使用Python中的列表推导进行推理因子分解

Question

How to write a function which returns a list of tuples like (c_i, k_i) for n such that n = c1^k1 * c2^k2 * ... , ci is a prime number.
For example: 12600 = 2^3 * 3^2 * 5^2 * 7^1
Desired output: [(2, 3), (3, 2), (5, 2), (7, 1)]
I know how to do it with while but is it possible to do it using list comprehension? Efficiency is not required in this task.

# naive function 
def is_prime(n):
    return n > 1 and all(n % i != 0 for i in range(2, n))

# while version
def factorization_while(n):
    res = []
    for i in range(1, n + 1):
        if is_prime(i):
            j = 0
            while n % i == 0:
                n = n // i
                j += 1
            if j != 0:
                res.append((i, j))
    return res

# list comprehension version
def factorization(n):
    return [
        (i, j) for i in range(1, n + 1) if is_prime(i) \
        and n % i == 0 ... # add smth
    ]

Answer 1

I don't think this should be too hard. You don't actually need to modify n to find its prime factors, they're all completely independent of each other. So just iterate through the appropriate primes, and find the maximum power that works!

from math import log

def prime_factors(n):
    return [(prime, max(power for power in range(1, int(log(n, prime))+1)
                              if n % prime**power == 0))
            for prime in range(2, n+1) if n % prime == 0 and isprime(prime)]

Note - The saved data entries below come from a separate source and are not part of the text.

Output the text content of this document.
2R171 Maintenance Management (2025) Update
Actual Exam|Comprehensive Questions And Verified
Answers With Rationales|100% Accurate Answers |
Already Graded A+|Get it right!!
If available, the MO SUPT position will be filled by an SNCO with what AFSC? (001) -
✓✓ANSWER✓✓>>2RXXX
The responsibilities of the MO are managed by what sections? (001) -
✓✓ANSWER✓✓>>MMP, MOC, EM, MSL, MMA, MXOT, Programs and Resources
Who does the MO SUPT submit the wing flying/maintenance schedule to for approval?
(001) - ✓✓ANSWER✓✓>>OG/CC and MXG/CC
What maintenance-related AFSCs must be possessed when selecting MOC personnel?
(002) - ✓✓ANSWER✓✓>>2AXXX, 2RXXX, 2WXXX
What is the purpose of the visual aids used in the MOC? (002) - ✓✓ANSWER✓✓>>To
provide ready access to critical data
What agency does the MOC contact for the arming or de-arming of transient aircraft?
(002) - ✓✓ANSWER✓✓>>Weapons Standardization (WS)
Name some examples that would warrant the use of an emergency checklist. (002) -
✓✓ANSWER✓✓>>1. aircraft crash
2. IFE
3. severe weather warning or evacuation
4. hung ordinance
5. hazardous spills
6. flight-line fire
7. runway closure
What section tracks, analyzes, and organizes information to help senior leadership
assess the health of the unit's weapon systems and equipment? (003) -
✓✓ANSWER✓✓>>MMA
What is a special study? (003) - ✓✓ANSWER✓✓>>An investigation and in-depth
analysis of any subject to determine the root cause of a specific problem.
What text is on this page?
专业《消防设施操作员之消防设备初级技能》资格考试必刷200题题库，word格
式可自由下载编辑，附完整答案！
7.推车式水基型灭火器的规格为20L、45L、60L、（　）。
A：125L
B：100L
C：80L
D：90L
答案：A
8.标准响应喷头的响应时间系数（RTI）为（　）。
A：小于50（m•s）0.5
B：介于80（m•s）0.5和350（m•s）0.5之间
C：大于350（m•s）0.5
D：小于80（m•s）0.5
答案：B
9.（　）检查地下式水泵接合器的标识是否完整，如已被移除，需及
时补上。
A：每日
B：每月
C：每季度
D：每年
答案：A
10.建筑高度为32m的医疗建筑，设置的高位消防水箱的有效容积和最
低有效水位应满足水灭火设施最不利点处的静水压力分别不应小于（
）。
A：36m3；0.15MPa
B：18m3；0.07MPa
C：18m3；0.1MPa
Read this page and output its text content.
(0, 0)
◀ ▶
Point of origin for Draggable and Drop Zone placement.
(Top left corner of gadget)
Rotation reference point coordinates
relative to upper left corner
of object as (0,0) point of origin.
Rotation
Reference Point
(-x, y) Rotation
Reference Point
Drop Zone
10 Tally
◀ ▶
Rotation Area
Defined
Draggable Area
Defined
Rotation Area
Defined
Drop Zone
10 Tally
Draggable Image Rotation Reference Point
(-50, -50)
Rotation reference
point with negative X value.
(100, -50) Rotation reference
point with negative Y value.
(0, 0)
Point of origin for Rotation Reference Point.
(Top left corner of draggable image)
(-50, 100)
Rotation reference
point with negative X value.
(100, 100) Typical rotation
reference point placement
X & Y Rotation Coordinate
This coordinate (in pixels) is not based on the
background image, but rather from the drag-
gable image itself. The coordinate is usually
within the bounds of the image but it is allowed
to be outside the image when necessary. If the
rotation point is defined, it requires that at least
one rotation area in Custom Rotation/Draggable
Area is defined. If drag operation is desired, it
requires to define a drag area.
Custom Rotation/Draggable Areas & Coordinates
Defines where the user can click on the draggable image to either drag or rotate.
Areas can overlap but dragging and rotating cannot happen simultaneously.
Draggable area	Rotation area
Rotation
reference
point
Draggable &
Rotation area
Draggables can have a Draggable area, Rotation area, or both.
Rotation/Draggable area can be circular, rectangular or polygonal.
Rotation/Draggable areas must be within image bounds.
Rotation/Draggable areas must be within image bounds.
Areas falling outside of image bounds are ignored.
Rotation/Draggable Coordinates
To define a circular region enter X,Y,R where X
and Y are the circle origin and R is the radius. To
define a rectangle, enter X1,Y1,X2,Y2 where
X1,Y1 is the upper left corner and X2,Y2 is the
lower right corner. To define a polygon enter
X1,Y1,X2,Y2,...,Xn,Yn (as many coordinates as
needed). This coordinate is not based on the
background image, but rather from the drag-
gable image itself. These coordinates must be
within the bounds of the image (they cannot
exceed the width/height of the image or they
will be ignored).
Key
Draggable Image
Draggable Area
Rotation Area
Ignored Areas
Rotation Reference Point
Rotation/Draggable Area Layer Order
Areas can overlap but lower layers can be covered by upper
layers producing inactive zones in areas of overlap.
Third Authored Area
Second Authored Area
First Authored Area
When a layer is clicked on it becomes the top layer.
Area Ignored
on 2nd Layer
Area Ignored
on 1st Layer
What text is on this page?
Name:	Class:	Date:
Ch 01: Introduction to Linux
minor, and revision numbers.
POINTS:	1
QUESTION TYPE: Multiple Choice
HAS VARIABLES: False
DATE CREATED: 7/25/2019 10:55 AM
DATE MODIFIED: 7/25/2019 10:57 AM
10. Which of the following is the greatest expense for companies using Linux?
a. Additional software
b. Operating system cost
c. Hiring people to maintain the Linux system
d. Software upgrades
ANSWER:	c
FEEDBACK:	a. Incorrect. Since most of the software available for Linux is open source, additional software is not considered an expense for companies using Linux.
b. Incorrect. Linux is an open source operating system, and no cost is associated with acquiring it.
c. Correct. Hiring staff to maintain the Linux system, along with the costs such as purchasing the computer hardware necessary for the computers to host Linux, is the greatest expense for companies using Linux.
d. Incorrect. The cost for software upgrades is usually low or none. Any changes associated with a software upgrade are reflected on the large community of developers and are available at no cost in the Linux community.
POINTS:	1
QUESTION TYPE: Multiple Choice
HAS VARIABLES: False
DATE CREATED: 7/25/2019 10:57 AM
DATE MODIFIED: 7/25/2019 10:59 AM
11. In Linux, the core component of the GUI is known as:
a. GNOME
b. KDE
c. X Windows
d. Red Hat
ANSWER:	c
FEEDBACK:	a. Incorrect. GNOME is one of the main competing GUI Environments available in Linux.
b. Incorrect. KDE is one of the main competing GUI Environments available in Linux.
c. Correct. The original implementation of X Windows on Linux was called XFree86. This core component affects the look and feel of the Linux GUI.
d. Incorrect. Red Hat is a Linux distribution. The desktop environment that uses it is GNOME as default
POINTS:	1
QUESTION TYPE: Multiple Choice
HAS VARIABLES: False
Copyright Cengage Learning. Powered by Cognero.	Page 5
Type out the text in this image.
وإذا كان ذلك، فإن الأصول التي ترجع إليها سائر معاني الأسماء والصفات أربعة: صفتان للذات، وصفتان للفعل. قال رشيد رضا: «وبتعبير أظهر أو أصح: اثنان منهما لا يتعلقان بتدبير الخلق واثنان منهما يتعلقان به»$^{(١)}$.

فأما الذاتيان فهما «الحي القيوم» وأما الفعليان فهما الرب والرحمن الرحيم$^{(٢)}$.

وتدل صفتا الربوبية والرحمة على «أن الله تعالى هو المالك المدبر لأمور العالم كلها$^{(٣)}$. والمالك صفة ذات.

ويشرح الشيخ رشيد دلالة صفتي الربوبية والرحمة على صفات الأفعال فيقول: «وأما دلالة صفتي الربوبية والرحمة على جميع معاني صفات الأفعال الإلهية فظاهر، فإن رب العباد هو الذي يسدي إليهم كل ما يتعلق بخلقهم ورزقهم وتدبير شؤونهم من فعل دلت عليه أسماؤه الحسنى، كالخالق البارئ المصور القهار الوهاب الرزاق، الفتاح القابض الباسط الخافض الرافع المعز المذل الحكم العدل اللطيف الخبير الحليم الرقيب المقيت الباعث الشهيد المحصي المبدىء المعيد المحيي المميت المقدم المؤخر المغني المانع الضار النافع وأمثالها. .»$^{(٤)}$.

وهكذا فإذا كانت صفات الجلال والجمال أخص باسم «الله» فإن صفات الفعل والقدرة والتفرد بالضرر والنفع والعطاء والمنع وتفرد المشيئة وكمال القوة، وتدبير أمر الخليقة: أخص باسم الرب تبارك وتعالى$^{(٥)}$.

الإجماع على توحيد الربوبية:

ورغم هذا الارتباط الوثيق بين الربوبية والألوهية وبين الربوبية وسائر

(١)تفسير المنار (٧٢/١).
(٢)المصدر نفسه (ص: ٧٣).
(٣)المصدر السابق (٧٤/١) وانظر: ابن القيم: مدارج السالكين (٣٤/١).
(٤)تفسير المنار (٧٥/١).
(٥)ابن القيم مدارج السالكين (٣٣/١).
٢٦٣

There are a few ways you might improve this further. You could use itertools.takewhile on an infinite generator of powers (eg itertools.count ), as once you find the first power such that prime**power is not a factor of n , none of the later ones will be either. That would allow you to avoid the log call.

And there are a whole bunch of ways to efficiently iterate over the primes (see for instance, the very simple generator suggested here , or higher performance versions that you can find in the answers to a few different questions here on SO).